Ravine  has been bedridden since the day that Marianne disappeared. Ten years on, she begins to write down all that she remembers, confronting the horrors of her past

When the illness first came I tried not to remember anything. Memories are like stinging nettles. At first you don't realize they've stung you and by the time you do, the needles are already buried under your skin, making you itch until all you can think about is ways to get rid of the sting. I tried to get rid of you, Marianne. I hid all our toys beneath my bed, removed all the pictures from their frames yet still, even when I try to forget, you're there.

The first memory I have of you is all knickers and legs. You can't have been more than six at the time but had somehow flipped yourself into a handstand against the wall of my flat and couldn't get back down. The skirt of your dress was so long it covered not only the bottom half of your upside-down body but also your head. I remember the sight of your tanned legs against the cream of the wall, the tiny flower print on your frilly yellow knickers. Even then I was jealous of you because all my underwear was plain and white and bought from the local pound shop.

Memories are slippery. Although this image of you is clear in my mind, I can't remember what you said as I helped flip you back up. Whether you were dizzy as the blood drained from your head, whether you tried to teach me the same trick and I point-blank refused. But I do remember thinking you were someone I wanted to be friends with, even when all I could see were you knickers and legs. I had no other friends on Westhill and you fitted the bill (i.e. you were my age, you were a girl).

Amma had been worried about me at the time because I hadn't been mixing well at school. I had a habit of hiding from the other children, inventing my own games in quiet little corners and screaming at anyone who found me. At home I stayed superglued to Amma's side, asking her never-ending questions as she did the housework. After I took an interest in you she regularly pushed me out of the flat, making me knock on your door, then, when you answered, telling me not to rush home. Amma decided we were best friends before either of us did.

 

I believed in sleep then because Amma fed me the lie that without enough of it not only would I stop growing but I would shrink. I was too small already

At school we did every project together. There was the time we tried to research a tourist brochure of our local area but the only facts we found out were how the city was (roughly) in the middle of the country, had a cheese named after it and was once home to Daniel Lambert, the fattest man in England. It took us a while to come up with a slogan. At first we thought of Leicester: in the middle of everything, then became more ambitious with Leicester! Eat cheese! Get fat! Get famous! Eventually we decided to steal Rebecca Knight's idea: Leicester - the heart of England. Rebecca Knight sat on the top table and was so clever she didn't have to do partner work. She was a safe bet.
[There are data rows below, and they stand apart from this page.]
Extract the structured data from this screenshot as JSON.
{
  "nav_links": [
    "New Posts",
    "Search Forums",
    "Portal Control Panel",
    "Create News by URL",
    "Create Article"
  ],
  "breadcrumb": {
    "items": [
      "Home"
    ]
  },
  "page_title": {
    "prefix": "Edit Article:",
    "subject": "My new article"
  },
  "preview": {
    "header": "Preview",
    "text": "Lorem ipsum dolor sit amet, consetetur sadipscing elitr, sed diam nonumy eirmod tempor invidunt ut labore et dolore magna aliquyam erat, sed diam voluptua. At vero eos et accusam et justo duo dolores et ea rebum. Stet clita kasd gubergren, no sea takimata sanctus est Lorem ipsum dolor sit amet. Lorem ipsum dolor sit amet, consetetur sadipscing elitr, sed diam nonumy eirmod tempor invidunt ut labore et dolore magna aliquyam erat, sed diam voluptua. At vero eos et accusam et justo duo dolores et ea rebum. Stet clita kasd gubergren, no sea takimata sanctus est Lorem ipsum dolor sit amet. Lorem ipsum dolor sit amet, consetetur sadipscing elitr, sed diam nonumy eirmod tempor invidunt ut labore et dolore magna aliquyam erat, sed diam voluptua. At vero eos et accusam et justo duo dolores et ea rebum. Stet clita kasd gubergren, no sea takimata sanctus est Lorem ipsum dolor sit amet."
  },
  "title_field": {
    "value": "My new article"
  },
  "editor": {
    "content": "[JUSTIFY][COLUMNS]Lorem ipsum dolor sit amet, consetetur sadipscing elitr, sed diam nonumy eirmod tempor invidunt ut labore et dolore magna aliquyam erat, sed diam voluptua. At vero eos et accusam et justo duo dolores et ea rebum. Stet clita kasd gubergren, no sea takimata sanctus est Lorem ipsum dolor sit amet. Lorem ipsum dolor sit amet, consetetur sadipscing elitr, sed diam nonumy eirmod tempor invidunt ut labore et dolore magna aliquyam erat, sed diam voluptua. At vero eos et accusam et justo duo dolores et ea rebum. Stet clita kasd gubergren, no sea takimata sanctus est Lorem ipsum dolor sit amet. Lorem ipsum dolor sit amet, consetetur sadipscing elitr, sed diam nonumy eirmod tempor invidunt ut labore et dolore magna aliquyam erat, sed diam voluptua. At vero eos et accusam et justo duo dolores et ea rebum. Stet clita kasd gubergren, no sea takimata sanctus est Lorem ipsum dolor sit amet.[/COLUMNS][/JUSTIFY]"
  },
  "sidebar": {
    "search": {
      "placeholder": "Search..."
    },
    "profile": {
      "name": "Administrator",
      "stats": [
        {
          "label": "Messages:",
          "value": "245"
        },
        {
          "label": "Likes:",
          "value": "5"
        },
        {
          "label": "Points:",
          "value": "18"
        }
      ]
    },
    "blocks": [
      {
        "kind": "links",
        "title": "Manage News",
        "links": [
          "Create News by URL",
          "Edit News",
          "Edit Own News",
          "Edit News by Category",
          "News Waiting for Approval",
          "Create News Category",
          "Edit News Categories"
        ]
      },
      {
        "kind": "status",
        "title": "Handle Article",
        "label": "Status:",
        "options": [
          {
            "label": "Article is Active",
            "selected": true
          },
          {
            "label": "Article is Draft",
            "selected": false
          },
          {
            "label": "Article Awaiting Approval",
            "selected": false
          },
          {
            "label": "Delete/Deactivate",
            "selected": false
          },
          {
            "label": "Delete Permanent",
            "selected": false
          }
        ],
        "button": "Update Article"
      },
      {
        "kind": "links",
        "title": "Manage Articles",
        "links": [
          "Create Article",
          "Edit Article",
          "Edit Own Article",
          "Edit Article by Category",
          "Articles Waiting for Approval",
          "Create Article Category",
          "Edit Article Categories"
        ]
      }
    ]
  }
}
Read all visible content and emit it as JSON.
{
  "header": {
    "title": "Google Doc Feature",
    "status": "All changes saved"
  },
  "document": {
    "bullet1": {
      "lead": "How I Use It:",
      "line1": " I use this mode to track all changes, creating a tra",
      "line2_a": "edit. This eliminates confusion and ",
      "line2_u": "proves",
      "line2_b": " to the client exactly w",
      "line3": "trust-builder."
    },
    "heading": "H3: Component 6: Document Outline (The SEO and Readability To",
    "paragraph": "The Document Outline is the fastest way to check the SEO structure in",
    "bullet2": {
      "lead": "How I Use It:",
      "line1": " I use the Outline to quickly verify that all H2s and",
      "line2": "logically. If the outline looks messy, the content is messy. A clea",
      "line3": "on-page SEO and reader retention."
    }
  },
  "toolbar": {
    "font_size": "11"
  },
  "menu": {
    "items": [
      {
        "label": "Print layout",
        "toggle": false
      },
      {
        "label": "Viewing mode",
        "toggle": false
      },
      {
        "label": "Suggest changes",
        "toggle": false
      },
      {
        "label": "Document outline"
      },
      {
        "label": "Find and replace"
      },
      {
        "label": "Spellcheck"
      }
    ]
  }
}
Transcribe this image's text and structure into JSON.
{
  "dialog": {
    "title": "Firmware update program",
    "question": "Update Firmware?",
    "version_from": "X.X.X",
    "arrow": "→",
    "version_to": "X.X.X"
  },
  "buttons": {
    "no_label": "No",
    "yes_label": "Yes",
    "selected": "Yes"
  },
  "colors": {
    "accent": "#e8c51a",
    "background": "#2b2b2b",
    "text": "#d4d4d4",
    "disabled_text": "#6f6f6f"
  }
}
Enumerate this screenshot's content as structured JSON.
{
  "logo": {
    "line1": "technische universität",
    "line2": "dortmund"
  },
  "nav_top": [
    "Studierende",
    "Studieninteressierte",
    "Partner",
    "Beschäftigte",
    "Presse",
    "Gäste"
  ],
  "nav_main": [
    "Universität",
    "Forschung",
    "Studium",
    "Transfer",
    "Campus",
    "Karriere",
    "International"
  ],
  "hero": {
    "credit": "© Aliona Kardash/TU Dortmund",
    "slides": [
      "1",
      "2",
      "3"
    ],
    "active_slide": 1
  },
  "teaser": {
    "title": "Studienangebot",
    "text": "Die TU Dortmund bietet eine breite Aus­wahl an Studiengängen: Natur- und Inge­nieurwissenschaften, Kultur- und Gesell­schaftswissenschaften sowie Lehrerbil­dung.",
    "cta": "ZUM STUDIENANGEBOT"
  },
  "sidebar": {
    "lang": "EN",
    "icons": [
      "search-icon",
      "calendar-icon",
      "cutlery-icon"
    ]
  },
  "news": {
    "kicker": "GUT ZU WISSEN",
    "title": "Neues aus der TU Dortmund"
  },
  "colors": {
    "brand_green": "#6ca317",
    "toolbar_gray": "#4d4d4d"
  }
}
When it came to the actual content of the brochure we decided to narrow our focus to facts about Westhill Estate and, more specifically, the residents of Bosworth House and their pets. Most of those people have left now. The Pattersons still live on the fourth floor (one mother, three boys, two British bulldogs) and Sandy Burke and her twins live on the first (three cats), but other people like old Mrs Simmons across the hall (two budgies and a parakeet) have gone.

People move in and out of Bosworth House all the time. In your old flat next door, a Somali family are getting ready to move after - allegedly - winning the lottery. This was controversial because the Ahmed family are Muslim and the mother had been buying lottery tickets secretly at the corner shop, even though it's against her religion to gamble. You should have heard the way they argued about it. I didn't understand what they said but it sounded bitter. Their two boys slept in the room that used to be yours and, whenever their parents argued, hid there until it blew over. Through the walls, I'd hear them debating whether it was better to do a water-bomb attack from the third- or fourth-floor balcony (third had better range, fourth had better height). But just as I got drawn in to the debate they began speaking in fast beats of Somali that washed straight over me.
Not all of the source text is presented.